The "a * c + b * d = (b + d + a - c) * (b + d - a + c)" constraint does not express what it intends in the original statement when a>b+da > b+d or c>b+d+ac > b +d+a. We will also provide several typical examples in our revised version of the paper.

Q3: Why was Isabelle selected over Lean for evaluation? Is it due to the authors’ familiarity with the proof language, or does Isabelle have an advantage in terms of automation tactics or ATP integration?

A3: Mostly the latter one. Isabelle/HOL has the most powerful proof automation across all proof assistants, and the sledgehammer is a built-in tool for Isabelle that have been developed for years. In comparison, Lean does not include an built-in SMT implementation or access to external ATP/SMTs with it, and the related community projects were mostly still in beta during our work. As a result, it is most appropriate to try out our method in Isabelle/HOL first to verify its effectiveness, or in other words, to obtain a 'proof of concept'. You may also refer to our response to Q5 of Reviewer vgEx for the obstacles we are facing when trying to implement ProofAug on Lean.

Again, we appreciate your constructive feedback and will make the necessary changes in our revised version. We hope that our responses have addressed your concerns and clarified the points you raised. Thank you for your time and consideration.

最终决定

The paper presents ProofAug, a novel approach to neural theorem proving that enhances sample efficiency by integrating large language models (LLMs) with traditional automation tools at multiple granularity levels.

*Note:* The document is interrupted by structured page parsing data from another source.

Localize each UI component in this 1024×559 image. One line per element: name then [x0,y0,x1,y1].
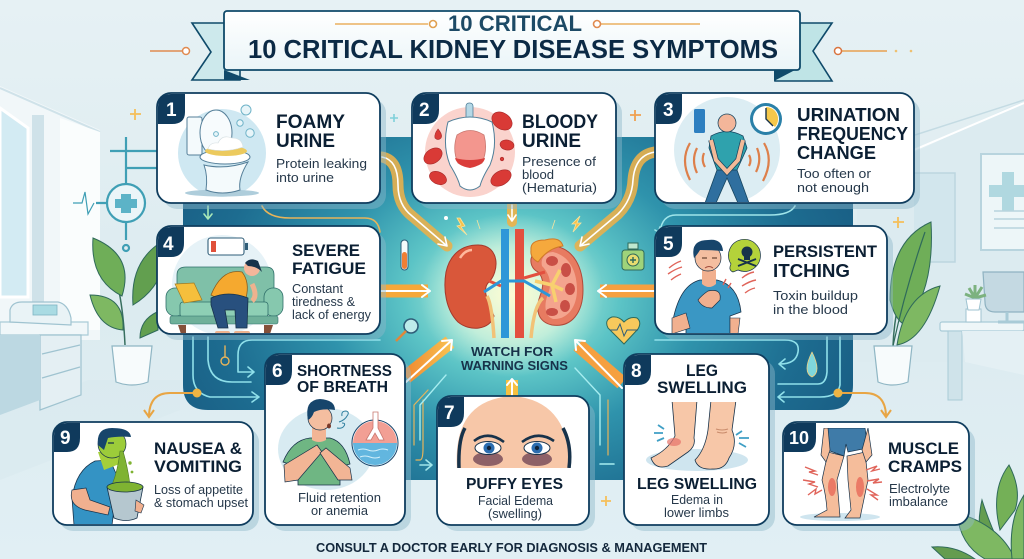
left medical symbol [73,137,157,251]
text: bloody urine: BLOODY [522,112,598,133]
text: foamy urine: Protein leaking [276,157,367,171]
icon: cramping legs [800,428,882,521]
icon: urgent person and clock [674,97,782,203]
plant bottom right [932,465,1024,559]
text: nausea and vomiting: Loss of appetite [154,483,243,497]
text: muscle cramps: imbalance [889,495,948,509]
watch for warning signs: WATCH FOR [471,345,553,359]
title line 2: 10 CRITICAL KIDNEY DISEASE SYMPTOMS [248,36,778,64]
text: leg swelling: LEG SWELLING [637,476,757,493]
card 6: shortness of breath: 6 [272,361,283,382]
text: muscle cramps: CRAMPS [888,457,962,476]
watch for warning signs [461,345,568,373]
text: nausea and vomiting: VOMITING [154,457,242,476]
text: bloody urine: (Hematuria) [522,181,597,195]
arrow: from card 2 [508,205,516,222]
text: leg swelling: SWELLING [657,379,747,397]
text: muscle cramps: MUSCLE [888,439,959,458]
text: urination frequency change: FREQUENCY [797,124,908,144]
connector arrow to card 9 [144,388,202,417]
text: severe fatigue: FATIGUE [292,259,366,278]
card 3: urination frequency change: 3 [663,100,674,121]
icon: person on sofa with low battery [166,235,283,335]
text: bloody urine: Presence of [522,155,597,169]
icon: vomiting person with bucket [71,428,144,525]
wall poster [981,154,1024,250]
card 2: bloody urine [412,93,622,209]
plant right [874,222,940,385]
text: urination frequency change: not enough [797,181,869,195]
connector arrow to card 10 [834,388,891,417]
card 8: leg swelling [624,354,775,531]
card 5: persistent itching: 5 [663,234,674,255]
text: persistent itching: ITCHING [773,261,850,281]
icon: swollen feet [646,400,749,471]
kidneys illustration [445,229,583,338]
text: nausea and vomiting: NAUSEA & [154,439,242,458]
text: foamy urine: FOAMY [276,112,345,133]
text: foamy urine: into urine [276,171,334,185]
title banner [150,11,912,81]
small floating icons [130,109,904,506]
center glow [420,213,604,377]
text: puffy eyes: (swelling) [488,507,542,521]
arrow: from card 6 [406,340,452,382]
card 9: nausea and vomiting: 9 [60,428,71,449]
icon: toilet [178,105,266,197]
text: severe fatigue: tiredness & [292,295,356,309]
text: leg swelling: LEG [686,362,718,380]
text: urination frequency change: CHANGE [797,143,876,163]
card 4: severe fatigue [157,226,386,340]
card 1: foamy urine: 1 [166,100,177,121]
right kidney [531,246,583,325]
text: puffy eyes: PUFFY EYES [466,476,563,493]
icon: urinal with blood cells [421,103,516,197]
card 7: puffy eyes: 7 [444,403,455,424]
arrow: from card 4 [380,285,430,297]
text: persistent itching: PERSISTENT [773,242,878,261]
text: severe fatigue: Constant [292,282,344,296]
card 4: severe fatigue: 4 [163,234,174,255]
card 3: urination frequency change [655,93,920,209]
adrenal [531,239,563,262]
right desk and monitor [940,272,1024,400]
text: shortness of breath: OF BREATH [297,379,388,396]
card 1: foamy urine [157,93,386,209]
text: urination frequency change: URINATION [797,105,900,125]
card 10: muscle cramps: 10 [789,428,809,448]
arrow: from card 7 [507,379,517,396]
text: persistent itching: Toxin buildup [773,289,858,303]
card 9: nausea and vomiting [53,422,259,531]
arrow: from urine card 1 [382,157,447,246]
text: leg swelling: lower limbs [664,506,729,520]
footer note: CONSULT A DOCTOR EARLY FOR DIAGNOSIS & MANAGEMENT [316,540,707,555]
arrow: from urine card 3 [580,152,655,246]
card 8: leg swelling: 8 [631,361,642,382]
card 10: muscle cramps [783,422,975,531]
text: urination frequency change: Too often or [797,167,871,181]
watch for warning signs: WARNING SIGNS [461,359,568,373]
text: severe fatigue: lack of energy [292,308,372,322]
text: shortness of breath: SHORTNESS [297,363,392,380]
left desk [0,302,88,415]
icon: breathless person with lungs [278,399,398,490]
text: bloody urine: blood [522,168,554,182]
icon: face with puffy eyes [457,396,570,470]
arrow: from card 8 [575,340,622,388]
arrow: from card 5 [598,285,655,297]
card 5: persistent itching [655,226,893,340]
text: puffy eyes: Facial Edema [478,494,553,508]
left kidney [445,245,496,328]
text: leg swelling: Edema in [671,493,723,507]
icon: itching person with toxin symbol [668,239,760,334]
text: bloody urine: URINE [522,131,581,152]
text: nausea and vomiting: & stomach upset [154,496,249,510]
text: foamy urine: URINE [276,131,335,152]
plant left [90,238,165,385]
text: severe fatigue: SEVERE [292,241,360,260]
big arrows to kidneys [380,152,655,396]
text: shortness of breath: Fluid retention [298,491,381,505]
card 7: puffy eyes [437,396,595,531]
card 6: shortness of breath [265,354,411,531]
text: muscle cramps: Electrolyte [889,482,950,496]
title line 1: 10 CRITICAL [448,11,582,36]
text: shortness of breath: or anemia [311,504,368,518]
flow lines [193,206,840,470]
teal central panel [183,137,853,480]
card 2: bloody urine: 2 [419,100,430,121]
text: persistent itching: in the blood [773,303,848,317]
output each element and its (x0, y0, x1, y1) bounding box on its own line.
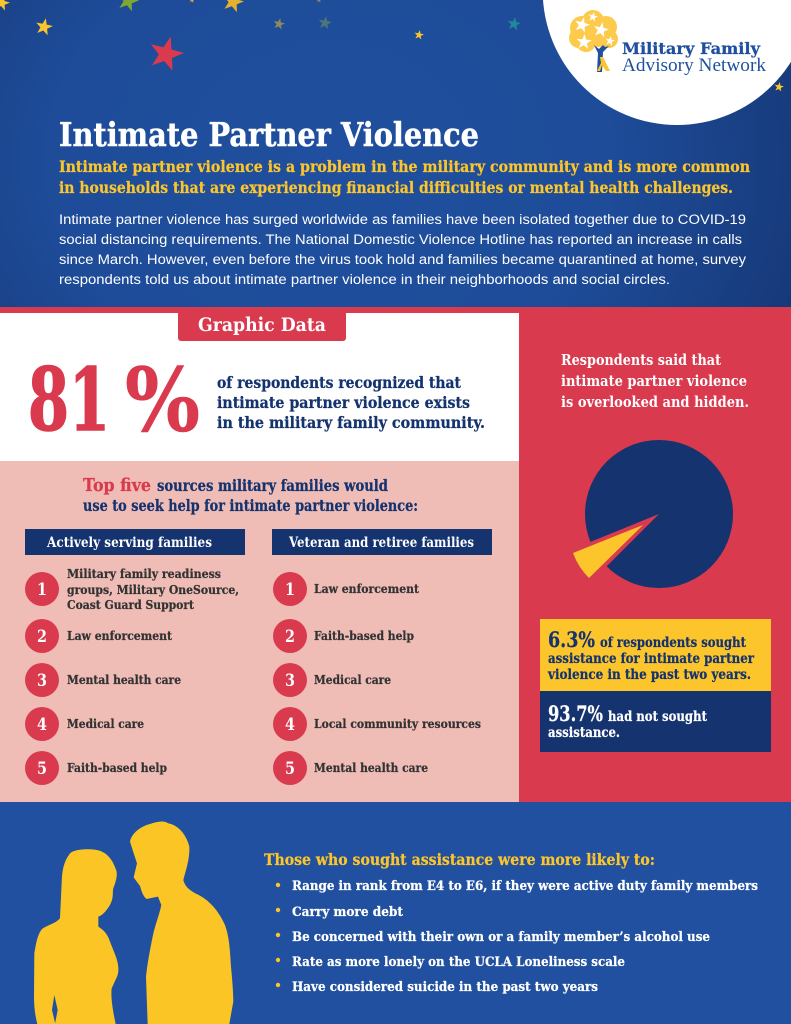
callout: 93.7 percent had not sought assistance: had not sought (608, 709, 707, 725)
stat description (217, 373, 485, 432)
list heading: Those who sought assistance were more likely to: (264, 850, 655, 869)
overlooked and hidden statement: is overlooked and hidden. (561, 394, 749, 411)
logo wordmark (622, 39, 767, 76)
column: actively serving families: 2 (37, 627, 47, 647)
callout: 6.3 percent sought assistance: of respondents sought (600, 635, 746, 651)
subtitle (59, 157, 750, 197)
column: actively serving families: Coast Guard Support (67, 597, 194, 612)
column: actively serving families: Military family readiness (67, 566, 221, 581)
column: veteran and retiree families: Medical care (314, 672, 391, 687)
header background (0, 0, 791, 307)
column: actively serving families: Law enforcement (67, 628, 172, 643)
section heading: Top five (83, 475, 151, 496)
column: veteran and retiree families: 1 (285, 580, 295, 600)
icon: tree logo (569, 10, 618, 72)
callout: 6.3 percent sought assistance: 6.3% (548, 627, 595, 652)
callout: 93.7 percent had not sought assistance (540, 691, 771, 752)
big number (28, 348, 200, 452)
bullet list: Be concerned with their own or a family member’s alcohol use (292, 930, 710, 945)
column: veteran and retiree families: Local community resources (314, 716, 481, 731)
column: actively serving families: Actively serving families (46, 535, 212, 551)
column: actively serving families: 1 (37, 580, 47, 600)
callout: 93.7 percent had not sought assistance: 93.7% (548, 701, 603, 726)
logo wordmark: Advisory Network (622, 56, 767, 76)
decorative stars (0, 0, 785, 92)
logo wordmark: Military Family (622, 39, 761, 58)
bullet list: Have considered suicide in the past two years (292, 980, 598, 995)
column: veteran and retiree families: Law enforcement (314, 581, 419, 596)
overlooked and hidden statement: intimate partner violence (561, 373, 747, 390)
title: Intimate Partner Violence (59, 115, 479, 154)
callout: 6.3 percent sought assistance (540, 619, 771, 691)
intro paragraph: since March. However, even before the virus took hold and families became quarantined at home, survey (59, 252, 746, 267)
section heading (83, 475, 418, 515)
panel: 81 percent stat (0, 313, 519, 461)
logo badge (543, 0, 791, 125)
callout: 93.7 percent had not sought assistance: assistance. (548, 725, 620, 741)
overlooked and hidden statement (561, 352, 749, 411)
intro paragraph: social distancing requirements. The National Domestic Violence Hotline has reported an increase in calls (59, 232, 742, 247)
intro paragraph (59, 212, 746, 287)
big number: 81 (28, 350, 110, 451)
column: actively serving families: 4 (37, 715, 47, 735)
column: veteran and retiree families: Mental health care (314, 760, 428, 775)
column: veteran and retiree families: 5 (285, 759, 295, 779)
bullet list: Carry more debt (292, 905, 403, 920)
bullet list: Rate as more lonely on the UCLA Loneliness scale (292, 955, 625, 970)
column: actively serving families (25, 529, 245, 785)
callout: 6.3 percent sought assistance: violence in the past two years. (547, 667, 751, 683)
column: actively serving families: Faith-based help (67, 760, 167, 775)
column: veteran and retiree families: 3 (285, 671, 295, 691)
callout: 6.3 percent sought assistance: assistance for intimate partner (548, 651, 755, 667)
pie chart (573, 440, 733, 588)
column: actively serving families: groups, Military OneSource, (67, 582, 239, 597)
panel: top five sources (0, 461, 519, 802)
graphic data tab: Graphic Data (198, 314, 326, 336)
bullet list: Range in rank from E4 to E6, if they were active duty family members (292, 879, 758, 894)
section heading: use to seek help for intimate partner violence: (83, 496, 418, 515)
icon: couple silhouette (34, 822, 233, 1024)
overlooked and hidden statement: Respondents said that (561, 352, 721, 369)
bullet list (276, 879, 758, 995)
column: actively serving families: 3 (37, 671, 47, 691)
column: veteran and retiree families: Veteran and retiree families (288, 535, 474, 551)
column: veteran and retiree families: 4 (285, 715, 295, 735)
column: veteran and retiree families (272, 529, 492, 785)
section heading: sources military families would (157, 476, 388, 495)
intro paragraph: Intimate partner violence has surged worldwide as families have been isolated together due to COVID-19 (59, 212, 746, 227)
panel: right red background (0, 307, 791, 802)
intro paragraph: respondents told us about intimate partner violence in their neighborhoods and social circles. (59, 272, 670, 287)
panel: those who sought assistance (0, 802, 791, 1024)
stat description: intimate partner violence exists (217, 393, 470, 412)
stat description: of respondents recognized that (217, 373, 462, 392)
column: actively serving families: 5 (37, 759, 47, 779)
graphic data tab (178, 313, 346, 341)
column: veteran and retiree families: 2 (285, 627, 295, 647)
column: actively serving families: Mental health care (67, 672, 181, 687)
stat description: in the military family community. (217, 413, 485, 432)
column: actively serving families: Medical care (67, 716, 144, 731)
big number: % (125, 348, 200, 452)
column: veteran and retiree families: Faith-based help (314, 628, 414, 643)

The method is evaluated on the miniF2F-test benchmark, achieving a new state-of-the-art (SOTA) performance with a 66.0% cumulative pass rate after dataset curation, surpassing previous results.

(+) The method shows significant improvements in sample efficiency, making it a valuable contribution to the field of neural theorem proving.
(-/=) The field of neural theorem proving is moving so fast, Kimina-Prover is already at 80%+ on miniF2F.
(+) The paper is very clear and provides ample ablations.

Comments to Authors:

  • Consider providing more quantitative evidence for the limitations of the DSP framework as discussed in the introduction.
  • Clarify the curation process of the miniF2F-test dataset and ensure that comparisons with baseline methods are fair and transparent.
  • Explore the implementation and evaluation of ProofAug on other proof assistants, such as Lean, to demonstrate its generalizability and potential impact across different systems.

Overall, the paper presents a valuable contribution to the field and is recommended for acceptance at ICML 2025.